In situ synthesis of a nickel boron oxide/graphdiyne hybrid for enhanced photo/electrocatalytic H2 evolution

• Published in: Chinese journal of catalysis Vol. 42; no. 8; pp. 1379 - 1386
• Main Authors: Yin, Xue-Peng, Luo, Shu-Wen, Tang, Shang-Feng, Lu, Xiu-Li, Lu, Tong-Bu
• Format: Journal Article
• Language: English
• Published: Elsevier B.V 01.08.2021
• Subjects: Graphdiyne; H2 evolution; Hybrid material; Photo/electrocatalyst; Water splitting reaction; Photo/electrocatalyst; Water splitting reaction; Graphdiyne; H2 evolution; Hybrid material
• ISSN: 1872-2067; 1872-2067
• DOI: 10.1016/S1872-2067(20)63601-4

Developing highly active catalysts for photo/electrocatalytic water splitting is an attractive strategy to produce H2 as a renewable energy source.

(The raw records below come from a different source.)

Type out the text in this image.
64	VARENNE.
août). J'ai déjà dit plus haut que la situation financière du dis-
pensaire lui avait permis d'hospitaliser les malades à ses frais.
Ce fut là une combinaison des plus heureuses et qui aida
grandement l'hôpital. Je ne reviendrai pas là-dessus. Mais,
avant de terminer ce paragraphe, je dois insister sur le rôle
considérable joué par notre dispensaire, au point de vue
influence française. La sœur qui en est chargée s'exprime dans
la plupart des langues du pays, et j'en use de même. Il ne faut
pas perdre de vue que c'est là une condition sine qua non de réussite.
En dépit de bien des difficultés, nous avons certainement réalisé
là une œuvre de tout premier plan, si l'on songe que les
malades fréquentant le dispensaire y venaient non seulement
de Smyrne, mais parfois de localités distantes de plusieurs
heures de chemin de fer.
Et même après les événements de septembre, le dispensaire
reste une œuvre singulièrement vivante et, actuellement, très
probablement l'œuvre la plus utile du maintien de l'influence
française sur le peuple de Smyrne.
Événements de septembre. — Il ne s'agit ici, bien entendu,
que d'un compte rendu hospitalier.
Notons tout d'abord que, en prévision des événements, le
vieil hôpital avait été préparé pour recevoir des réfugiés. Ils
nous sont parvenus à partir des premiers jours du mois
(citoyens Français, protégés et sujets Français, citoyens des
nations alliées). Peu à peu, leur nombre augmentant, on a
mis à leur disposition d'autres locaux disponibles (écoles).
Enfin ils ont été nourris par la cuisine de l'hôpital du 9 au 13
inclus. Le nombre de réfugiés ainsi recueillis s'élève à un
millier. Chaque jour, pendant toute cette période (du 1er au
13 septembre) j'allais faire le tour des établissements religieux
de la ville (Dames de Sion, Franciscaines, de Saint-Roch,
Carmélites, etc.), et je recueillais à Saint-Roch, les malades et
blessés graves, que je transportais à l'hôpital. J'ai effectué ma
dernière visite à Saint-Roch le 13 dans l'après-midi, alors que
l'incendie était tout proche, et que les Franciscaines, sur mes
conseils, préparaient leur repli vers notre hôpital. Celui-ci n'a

In this study, a new nickel boron oxide/graphdiyne (NiBi/GDY) hybrid catalyst was prepared by a facile synthetic approach. Benefitting from the strong electron donating ability of graphdiyne, NiBi/GDY showed an optimized electronic structure containing lower valence nickel atoms and demonstrated improved catalytic performance. As expected, NiBi/GDY displayed a high photocatalytic H2 evolution rate of 4.54 mmol g−1 h−1, 2.9 and 4.5 times higher than those of NiBi/graphene and NiBi, respectively. NiBi/GDY also displayed outstanding electrocatalytic H2 evolution activity in 1.0 M KOH solution, with a current density of 400 mA/cm2 at an overpotential of 478.0 mV, which is lower than that of commercial Pt/C (505.3 mV@400 mA/cm2). This work demonstrates that GDY is an ideal support for the development of highly active catalysts for photo/electrocatalytic H2 evolution. A new nickel boron oxide/graphdiyne (NiBi/GDY) hybrid is synthesized by a facile room-temperature synthesis approach and shows outstanding photocatalytic and electrocatalytic H2 evolution activities.